Radiolysis induced degradation of 1,3-dichlorobenzene and 4-chlorophenol in aqueous solution

Abstract

1,3-dichlorobenzene (1,3-DClB) degradation was studied to obtain radiolytic product yields (Gtotal = 0.546 μmol/J) and degradation in aerated or oxygen-free aqueous solutions, saturated with either N2O or N2O containing K3Fe(CN)6. In the four environments, several peaks were observed in the chromatograms, corresponding to byproducts, with more oxidized products produced in N2O saturated solutions. The absorbed dose necessary for the removal of 1,3-DClB increased with increasing solute concentrations in aerated solution. Further, 4-chlorophenol (4-ClP) degradation was investigated in a 0.3 mmol/dm3 solution by gamma radiolysis in the presence and absence of oxygen. The results showed that 4-ClP degrades more rapidly in a N2O environment, demonstrated by quantification of product concentrations in different doses, the value of Chemical oxygen demand, and a kinetics study. Hydroquinone, a radiolytic product, is very resistant to degradation.

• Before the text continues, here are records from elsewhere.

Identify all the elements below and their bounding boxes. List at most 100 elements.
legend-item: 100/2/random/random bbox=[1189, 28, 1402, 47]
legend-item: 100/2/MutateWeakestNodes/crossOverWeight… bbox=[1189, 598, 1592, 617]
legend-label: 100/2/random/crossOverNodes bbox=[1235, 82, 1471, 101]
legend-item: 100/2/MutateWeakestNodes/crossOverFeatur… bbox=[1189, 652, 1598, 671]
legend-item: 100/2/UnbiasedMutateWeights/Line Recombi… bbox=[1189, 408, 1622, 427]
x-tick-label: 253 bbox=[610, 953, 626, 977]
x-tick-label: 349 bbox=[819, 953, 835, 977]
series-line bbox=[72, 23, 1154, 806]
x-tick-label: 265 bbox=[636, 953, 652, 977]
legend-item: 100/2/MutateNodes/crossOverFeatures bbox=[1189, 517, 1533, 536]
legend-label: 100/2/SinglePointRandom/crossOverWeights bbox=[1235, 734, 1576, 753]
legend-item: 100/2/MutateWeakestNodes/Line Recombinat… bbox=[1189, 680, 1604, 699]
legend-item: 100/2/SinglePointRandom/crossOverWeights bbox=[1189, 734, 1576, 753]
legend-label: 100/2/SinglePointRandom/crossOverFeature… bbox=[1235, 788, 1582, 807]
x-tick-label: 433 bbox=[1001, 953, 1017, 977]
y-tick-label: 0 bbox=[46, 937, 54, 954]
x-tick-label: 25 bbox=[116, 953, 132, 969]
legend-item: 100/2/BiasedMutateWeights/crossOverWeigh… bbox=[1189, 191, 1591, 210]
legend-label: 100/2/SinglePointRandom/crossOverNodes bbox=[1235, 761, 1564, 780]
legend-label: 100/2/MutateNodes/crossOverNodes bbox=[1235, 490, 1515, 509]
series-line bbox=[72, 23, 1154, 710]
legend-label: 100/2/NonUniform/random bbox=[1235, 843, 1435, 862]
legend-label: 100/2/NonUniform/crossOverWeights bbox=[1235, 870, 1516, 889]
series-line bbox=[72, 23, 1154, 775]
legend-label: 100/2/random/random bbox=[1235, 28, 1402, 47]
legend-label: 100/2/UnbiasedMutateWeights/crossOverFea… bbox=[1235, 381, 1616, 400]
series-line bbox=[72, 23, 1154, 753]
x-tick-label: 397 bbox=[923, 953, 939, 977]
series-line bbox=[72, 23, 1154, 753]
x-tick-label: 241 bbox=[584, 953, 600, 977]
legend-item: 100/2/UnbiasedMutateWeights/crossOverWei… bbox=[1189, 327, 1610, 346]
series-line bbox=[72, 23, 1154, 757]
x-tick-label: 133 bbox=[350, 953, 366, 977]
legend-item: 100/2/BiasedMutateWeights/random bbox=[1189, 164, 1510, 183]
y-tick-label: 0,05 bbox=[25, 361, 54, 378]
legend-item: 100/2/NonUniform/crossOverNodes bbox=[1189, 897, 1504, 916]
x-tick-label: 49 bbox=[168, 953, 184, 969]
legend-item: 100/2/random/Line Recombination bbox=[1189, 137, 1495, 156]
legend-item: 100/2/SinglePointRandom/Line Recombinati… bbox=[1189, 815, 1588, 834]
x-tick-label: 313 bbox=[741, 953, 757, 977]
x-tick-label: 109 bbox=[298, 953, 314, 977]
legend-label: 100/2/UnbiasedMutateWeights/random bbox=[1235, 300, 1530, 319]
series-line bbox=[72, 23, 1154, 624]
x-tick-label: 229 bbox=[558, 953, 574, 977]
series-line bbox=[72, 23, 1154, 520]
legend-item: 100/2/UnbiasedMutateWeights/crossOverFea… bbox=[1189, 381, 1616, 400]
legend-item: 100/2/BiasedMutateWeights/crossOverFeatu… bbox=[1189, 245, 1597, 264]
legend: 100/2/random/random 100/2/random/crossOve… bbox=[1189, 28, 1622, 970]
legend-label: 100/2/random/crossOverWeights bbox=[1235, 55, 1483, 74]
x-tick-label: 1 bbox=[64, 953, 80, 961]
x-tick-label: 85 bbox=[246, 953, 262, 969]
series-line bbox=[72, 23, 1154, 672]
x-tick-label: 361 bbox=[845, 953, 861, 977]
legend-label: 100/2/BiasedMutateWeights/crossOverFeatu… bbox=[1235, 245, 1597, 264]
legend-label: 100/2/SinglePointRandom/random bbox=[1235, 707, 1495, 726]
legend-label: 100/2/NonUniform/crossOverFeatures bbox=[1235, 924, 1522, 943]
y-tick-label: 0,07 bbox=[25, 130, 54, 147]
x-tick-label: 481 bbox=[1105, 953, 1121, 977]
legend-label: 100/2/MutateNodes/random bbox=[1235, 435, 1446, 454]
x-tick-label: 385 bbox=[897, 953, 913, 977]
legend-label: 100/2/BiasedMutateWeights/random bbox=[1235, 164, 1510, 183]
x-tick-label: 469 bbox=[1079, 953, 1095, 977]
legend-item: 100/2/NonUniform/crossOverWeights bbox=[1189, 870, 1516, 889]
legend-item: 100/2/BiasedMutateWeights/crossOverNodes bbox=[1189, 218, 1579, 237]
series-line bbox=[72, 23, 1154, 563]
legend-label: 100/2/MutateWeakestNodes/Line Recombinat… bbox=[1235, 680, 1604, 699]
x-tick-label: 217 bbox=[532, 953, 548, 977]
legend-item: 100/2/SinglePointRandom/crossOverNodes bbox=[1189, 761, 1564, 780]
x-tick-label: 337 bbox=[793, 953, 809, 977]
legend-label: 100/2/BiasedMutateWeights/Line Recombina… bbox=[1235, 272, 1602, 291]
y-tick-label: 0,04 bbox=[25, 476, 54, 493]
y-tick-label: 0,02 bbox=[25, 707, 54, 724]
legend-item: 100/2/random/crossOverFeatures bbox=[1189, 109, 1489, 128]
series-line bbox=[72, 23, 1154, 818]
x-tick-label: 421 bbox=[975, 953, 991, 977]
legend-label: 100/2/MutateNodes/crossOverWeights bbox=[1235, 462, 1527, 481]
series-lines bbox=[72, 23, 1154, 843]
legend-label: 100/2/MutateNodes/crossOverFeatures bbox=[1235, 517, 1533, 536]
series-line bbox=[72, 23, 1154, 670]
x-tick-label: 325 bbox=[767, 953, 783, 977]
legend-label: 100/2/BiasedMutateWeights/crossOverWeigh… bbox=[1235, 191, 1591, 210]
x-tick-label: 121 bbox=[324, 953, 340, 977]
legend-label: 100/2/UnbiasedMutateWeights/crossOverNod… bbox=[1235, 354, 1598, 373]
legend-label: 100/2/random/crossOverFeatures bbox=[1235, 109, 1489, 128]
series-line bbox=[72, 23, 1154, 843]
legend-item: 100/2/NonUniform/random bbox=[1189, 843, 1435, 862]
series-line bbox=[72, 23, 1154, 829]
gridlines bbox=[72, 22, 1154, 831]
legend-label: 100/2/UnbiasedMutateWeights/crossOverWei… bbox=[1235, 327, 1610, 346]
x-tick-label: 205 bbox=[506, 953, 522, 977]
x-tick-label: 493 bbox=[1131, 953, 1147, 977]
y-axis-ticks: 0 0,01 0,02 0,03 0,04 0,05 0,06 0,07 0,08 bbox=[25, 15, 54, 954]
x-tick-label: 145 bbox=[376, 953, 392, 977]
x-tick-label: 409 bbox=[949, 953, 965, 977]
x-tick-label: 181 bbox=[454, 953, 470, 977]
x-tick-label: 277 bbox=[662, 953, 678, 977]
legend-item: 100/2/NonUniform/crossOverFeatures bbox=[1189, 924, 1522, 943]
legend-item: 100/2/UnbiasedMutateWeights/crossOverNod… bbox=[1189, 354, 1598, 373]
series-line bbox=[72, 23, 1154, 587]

The dose necessary for the complete degradation of a 4-ClP solution containing air reached 9 kGy; however, in N2O saturated solution only 4.5 kGy were necessary for that purpose. The kinetics have a similar behavior in the two compounds, being pseudo-first-order. Importantly, the number of chlorine atoms in the molecule determined the chemical oxygen demand, as this determination was easy in 4-ClP but not possible in 1,3-DClB.